When Photoelectrons Meet Gas Molecules: Determining the Role of Inelastic Scattering in Ambient Pressure X-ray Photoelectron Spectroscopy.

Abstract

Inelastic photoelectron scattering (IPES) by gas molecules, a critical phenomenon observed in ambient pressure X-ray photoelectron spectroscopy (APXPS), complicates spectral interpretation due to kinetic energy loss in the primary spectrum and the appearance of additional features at higher binding energies. In this study, we systematically investigate IPES in various gas environments using APXPS, providing detailed insights into interactions between photoelectrons emitted from solid surfaces and surrounding gas molecules. Core-level XPS spectra of Au, Ag, Zn, and Cu metals were recorded over a wide kinetic energy range in the presence of CO₂, N₂, Ar, and H₂ gases, demonstrating the universal nature of IPES across different systems.
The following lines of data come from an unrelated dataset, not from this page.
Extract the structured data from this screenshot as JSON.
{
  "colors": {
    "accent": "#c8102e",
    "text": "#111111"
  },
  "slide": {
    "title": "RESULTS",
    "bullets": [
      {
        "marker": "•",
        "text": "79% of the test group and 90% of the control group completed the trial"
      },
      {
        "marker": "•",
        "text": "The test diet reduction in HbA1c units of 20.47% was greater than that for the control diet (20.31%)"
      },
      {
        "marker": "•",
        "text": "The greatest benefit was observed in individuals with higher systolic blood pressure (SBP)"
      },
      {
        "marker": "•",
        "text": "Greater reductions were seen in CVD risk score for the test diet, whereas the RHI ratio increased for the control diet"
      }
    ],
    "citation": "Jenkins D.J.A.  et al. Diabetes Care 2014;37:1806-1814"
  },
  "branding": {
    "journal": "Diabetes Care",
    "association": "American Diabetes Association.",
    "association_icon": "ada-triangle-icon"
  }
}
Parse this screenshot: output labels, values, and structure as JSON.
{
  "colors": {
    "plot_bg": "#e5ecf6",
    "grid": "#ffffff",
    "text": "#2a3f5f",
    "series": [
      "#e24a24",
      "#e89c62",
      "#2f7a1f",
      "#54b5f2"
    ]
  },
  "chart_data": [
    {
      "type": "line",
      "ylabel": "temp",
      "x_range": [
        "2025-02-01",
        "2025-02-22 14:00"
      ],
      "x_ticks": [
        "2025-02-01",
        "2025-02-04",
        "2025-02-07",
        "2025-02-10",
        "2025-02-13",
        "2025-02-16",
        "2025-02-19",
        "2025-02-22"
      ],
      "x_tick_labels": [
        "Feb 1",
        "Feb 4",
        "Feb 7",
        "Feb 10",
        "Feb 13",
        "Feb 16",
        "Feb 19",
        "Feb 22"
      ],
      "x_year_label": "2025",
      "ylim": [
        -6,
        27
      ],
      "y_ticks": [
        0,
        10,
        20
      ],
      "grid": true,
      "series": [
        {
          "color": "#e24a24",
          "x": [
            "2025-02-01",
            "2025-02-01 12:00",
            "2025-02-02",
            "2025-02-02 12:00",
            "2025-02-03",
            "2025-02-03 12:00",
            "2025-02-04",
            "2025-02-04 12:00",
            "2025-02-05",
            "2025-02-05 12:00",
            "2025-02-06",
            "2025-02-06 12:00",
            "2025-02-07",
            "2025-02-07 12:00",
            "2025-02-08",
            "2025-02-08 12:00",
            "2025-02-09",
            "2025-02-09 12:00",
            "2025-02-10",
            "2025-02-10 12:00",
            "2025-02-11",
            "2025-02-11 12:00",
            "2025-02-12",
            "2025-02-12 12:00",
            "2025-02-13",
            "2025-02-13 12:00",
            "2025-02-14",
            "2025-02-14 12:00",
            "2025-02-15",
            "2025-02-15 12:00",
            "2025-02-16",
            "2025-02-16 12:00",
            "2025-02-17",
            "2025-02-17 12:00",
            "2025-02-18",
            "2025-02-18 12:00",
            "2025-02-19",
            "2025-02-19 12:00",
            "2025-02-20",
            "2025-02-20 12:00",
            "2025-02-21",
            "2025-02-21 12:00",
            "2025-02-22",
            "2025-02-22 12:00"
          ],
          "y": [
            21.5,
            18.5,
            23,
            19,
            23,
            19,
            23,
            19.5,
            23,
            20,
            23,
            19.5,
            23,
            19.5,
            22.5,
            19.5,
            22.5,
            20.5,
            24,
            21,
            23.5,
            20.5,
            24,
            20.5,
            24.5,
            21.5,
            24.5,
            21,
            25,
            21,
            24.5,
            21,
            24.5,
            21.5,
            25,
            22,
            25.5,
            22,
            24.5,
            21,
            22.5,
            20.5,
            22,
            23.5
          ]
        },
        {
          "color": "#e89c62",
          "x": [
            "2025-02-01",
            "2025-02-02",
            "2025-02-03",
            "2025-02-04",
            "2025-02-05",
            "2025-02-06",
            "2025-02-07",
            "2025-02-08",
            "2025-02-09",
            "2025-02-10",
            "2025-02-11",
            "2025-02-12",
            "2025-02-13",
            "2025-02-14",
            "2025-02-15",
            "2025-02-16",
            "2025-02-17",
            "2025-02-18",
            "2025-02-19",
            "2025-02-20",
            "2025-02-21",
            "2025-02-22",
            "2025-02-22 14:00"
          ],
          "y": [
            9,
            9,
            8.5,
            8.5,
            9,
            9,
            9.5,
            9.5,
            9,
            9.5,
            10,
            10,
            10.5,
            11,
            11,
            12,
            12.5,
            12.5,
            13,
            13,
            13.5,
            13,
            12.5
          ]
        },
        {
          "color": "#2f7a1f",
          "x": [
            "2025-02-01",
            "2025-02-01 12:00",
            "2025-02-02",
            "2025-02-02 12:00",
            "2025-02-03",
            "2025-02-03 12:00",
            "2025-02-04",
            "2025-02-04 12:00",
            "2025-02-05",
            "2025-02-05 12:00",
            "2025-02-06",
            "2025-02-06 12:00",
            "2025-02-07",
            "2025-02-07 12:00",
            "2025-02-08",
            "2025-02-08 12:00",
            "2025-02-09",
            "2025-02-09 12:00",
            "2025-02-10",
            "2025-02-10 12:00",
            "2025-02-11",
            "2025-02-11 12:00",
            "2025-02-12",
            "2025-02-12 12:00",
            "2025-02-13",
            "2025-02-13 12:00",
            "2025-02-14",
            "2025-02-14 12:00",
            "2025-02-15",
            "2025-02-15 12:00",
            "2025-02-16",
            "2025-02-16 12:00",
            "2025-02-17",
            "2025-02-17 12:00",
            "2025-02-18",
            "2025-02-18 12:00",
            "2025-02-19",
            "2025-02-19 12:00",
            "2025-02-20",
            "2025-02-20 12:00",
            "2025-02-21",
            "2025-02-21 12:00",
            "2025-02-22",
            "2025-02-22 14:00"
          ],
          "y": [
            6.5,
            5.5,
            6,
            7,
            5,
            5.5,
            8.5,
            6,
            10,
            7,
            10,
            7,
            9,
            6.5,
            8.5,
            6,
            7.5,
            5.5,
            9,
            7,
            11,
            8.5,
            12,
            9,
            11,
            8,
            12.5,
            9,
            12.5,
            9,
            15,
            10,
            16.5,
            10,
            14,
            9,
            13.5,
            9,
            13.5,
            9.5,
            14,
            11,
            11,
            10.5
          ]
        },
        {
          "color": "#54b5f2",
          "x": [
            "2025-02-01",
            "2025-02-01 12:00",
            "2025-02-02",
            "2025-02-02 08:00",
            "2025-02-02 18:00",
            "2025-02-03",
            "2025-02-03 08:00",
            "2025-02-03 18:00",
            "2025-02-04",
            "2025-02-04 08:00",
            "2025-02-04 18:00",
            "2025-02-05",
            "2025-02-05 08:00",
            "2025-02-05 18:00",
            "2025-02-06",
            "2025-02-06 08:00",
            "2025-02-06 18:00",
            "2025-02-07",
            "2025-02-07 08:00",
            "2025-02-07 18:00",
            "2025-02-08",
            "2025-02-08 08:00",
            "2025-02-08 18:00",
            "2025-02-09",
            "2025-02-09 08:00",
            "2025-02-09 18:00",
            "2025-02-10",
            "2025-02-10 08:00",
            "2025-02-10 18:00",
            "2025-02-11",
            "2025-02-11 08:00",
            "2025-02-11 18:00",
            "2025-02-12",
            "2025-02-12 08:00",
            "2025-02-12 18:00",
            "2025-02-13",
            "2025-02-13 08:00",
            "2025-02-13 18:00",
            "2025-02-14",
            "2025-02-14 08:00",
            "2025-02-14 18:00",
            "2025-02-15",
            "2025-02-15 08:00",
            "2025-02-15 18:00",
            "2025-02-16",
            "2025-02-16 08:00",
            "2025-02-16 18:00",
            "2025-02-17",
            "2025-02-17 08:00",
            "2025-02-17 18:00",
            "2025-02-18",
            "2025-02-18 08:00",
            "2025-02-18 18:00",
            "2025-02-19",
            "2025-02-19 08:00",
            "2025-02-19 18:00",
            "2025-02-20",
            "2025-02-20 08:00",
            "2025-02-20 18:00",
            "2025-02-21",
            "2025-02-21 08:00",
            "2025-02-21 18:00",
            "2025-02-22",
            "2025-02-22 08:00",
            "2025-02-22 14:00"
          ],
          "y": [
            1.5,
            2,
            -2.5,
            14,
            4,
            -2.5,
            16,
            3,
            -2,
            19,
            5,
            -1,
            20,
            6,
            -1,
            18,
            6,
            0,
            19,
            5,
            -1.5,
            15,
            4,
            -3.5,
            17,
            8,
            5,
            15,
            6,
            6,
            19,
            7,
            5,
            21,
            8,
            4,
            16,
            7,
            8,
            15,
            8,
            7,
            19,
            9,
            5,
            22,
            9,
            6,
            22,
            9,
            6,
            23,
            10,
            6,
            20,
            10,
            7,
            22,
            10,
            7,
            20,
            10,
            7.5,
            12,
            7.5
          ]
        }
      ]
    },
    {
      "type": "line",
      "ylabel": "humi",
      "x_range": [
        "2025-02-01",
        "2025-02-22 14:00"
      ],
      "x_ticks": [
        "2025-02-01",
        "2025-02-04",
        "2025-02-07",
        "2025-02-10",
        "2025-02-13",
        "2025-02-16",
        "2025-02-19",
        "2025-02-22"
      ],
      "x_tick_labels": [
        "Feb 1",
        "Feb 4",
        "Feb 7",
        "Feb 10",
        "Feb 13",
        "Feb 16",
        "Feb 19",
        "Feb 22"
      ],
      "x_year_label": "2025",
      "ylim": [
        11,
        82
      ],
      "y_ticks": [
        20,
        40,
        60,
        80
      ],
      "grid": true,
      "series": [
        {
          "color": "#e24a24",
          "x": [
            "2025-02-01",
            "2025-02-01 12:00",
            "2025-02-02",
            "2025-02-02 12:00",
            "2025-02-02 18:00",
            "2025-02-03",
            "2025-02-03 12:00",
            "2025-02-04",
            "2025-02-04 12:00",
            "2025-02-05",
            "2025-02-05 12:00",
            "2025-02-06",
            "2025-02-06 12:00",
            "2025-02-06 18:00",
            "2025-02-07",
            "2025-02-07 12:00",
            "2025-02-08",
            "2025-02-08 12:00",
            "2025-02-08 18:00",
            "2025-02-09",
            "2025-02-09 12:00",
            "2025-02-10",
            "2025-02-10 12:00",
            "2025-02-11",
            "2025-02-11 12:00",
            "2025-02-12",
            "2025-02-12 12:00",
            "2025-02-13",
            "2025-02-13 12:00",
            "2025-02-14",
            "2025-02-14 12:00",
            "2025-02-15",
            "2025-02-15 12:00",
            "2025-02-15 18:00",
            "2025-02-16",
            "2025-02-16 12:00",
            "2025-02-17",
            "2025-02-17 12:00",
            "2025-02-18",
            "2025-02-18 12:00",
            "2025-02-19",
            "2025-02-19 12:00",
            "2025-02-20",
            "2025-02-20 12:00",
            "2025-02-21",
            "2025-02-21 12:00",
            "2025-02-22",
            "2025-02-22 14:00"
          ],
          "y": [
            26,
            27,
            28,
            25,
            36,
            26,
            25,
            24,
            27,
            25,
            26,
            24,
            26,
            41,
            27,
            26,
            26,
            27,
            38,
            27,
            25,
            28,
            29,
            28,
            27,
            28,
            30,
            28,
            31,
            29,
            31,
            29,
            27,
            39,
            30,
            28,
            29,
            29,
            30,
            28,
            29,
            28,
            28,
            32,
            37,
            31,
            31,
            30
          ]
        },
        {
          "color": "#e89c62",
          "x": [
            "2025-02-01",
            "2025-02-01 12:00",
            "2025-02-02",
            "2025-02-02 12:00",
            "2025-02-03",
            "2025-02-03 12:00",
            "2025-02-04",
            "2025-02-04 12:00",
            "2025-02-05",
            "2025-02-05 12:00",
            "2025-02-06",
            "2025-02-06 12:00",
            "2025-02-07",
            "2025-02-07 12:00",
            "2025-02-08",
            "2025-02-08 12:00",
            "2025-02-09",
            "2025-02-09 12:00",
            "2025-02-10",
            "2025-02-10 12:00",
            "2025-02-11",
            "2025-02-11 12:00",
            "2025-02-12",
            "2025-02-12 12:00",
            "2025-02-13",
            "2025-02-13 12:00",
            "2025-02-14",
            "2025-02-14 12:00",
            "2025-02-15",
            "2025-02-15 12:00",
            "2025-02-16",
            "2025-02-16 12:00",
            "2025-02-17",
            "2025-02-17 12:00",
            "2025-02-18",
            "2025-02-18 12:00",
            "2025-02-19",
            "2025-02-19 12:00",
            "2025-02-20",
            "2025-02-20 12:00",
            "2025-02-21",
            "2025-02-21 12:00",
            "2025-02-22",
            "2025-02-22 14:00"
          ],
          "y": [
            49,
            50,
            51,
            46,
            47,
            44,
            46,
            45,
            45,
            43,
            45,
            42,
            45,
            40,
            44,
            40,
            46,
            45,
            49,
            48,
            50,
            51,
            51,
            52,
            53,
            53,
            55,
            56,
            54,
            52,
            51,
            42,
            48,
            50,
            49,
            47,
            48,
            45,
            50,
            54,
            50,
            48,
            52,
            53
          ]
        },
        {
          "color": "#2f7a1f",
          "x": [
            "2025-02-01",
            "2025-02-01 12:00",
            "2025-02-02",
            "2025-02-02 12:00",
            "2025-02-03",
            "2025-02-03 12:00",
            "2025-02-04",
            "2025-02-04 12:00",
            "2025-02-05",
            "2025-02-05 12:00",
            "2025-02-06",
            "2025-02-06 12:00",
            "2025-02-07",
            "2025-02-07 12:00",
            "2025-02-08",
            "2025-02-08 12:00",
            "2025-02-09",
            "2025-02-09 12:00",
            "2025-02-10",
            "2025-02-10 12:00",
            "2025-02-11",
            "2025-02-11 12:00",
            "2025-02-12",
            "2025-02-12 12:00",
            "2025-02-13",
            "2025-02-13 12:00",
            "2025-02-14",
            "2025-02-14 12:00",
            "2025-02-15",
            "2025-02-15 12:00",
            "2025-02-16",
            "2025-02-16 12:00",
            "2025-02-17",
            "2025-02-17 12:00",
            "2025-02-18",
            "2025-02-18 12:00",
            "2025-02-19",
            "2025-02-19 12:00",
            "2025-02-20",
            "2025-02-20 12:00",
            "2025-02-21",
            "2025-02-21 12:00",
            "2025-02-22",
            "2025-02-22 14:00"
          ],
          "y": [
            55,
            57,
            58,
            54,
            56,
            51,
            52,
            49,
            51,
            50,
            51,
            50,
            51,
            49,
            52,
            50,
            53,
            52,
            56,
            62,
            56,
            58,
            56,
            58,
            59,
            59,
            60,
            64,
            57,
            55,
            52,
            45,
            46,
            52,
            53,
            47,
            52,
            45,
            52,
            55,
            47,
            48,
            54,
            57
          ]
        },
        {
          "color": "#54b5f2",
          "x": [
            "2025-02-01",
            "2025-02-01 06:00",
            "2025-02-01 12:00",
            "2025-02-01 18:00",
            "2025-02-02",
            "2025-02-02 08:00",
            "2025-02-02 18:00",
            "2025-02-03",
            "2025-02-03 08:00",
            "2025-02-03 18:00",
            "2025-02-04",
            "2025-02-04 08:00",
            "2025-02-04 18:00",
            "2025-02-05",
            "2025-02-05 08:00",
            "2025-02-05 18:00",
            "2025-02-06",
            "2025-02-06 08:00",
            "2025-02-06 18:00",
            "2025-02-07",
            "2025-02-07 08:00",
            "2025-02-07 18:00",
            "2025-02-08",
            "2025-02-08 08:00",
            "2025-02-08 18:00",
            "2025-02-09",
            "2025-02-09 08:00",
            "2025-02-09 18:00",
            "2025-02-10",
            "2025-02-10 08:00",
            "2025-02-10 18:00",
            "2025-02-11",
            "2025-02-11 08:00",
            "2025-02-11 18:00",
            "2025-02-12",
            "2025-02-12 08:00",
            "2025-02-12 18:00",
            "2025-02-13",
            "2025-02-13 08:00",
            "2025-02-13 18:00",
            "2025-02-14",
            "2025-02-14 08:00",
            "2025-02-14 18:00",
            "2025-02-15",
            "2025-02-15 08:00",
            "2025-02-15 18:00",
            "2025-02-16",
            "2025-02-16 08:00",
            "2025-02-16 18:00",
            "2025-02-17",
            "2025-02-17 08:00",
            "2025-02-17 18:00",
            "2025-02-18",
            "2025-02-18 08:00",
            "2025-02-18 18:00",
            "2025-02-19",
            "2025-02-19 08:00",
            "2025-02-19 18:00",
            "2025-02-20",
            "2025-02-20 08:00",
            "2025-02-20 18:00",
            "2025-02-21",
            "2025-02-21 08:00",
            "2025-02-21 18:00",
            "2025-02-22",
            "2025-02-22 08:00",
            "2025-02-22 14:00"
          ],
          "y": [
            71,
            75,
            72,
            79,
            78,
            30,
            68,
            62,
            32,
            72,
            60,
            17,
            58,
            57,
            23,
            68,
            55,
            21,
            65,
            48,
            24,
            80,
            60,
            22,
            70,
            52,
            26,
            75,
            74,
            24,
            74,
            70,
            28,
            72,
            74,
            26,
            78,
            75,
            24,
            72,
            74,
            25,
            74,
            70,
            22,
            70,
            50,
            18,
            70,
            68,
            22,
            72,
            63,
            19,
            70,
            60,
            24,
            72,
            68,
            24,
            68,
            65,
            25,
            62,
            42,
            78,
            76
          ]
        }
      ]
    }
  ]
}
Additionally, we analyzed spectra of scattering effects induced by gas-phase interactions without metal solids. In two reported CO₂-reduction systems (p-GaN/Au/Cu and p-Si/TaO _x /Cu), we elucidated that IPES is independent of the composition, structure, or size of the solid materials. Using metal foil platforms, we further developed an analytical model to extract electron excitation cross sections of gas molecules. These findings enhance our understanding of IPES mechanisms and enable the predictions of IPES structures in other solid-gas systems, providing a valuable reference for future APXPS studies and improving the accuracy of spectral analysis in gas-rich catalytic interfaces.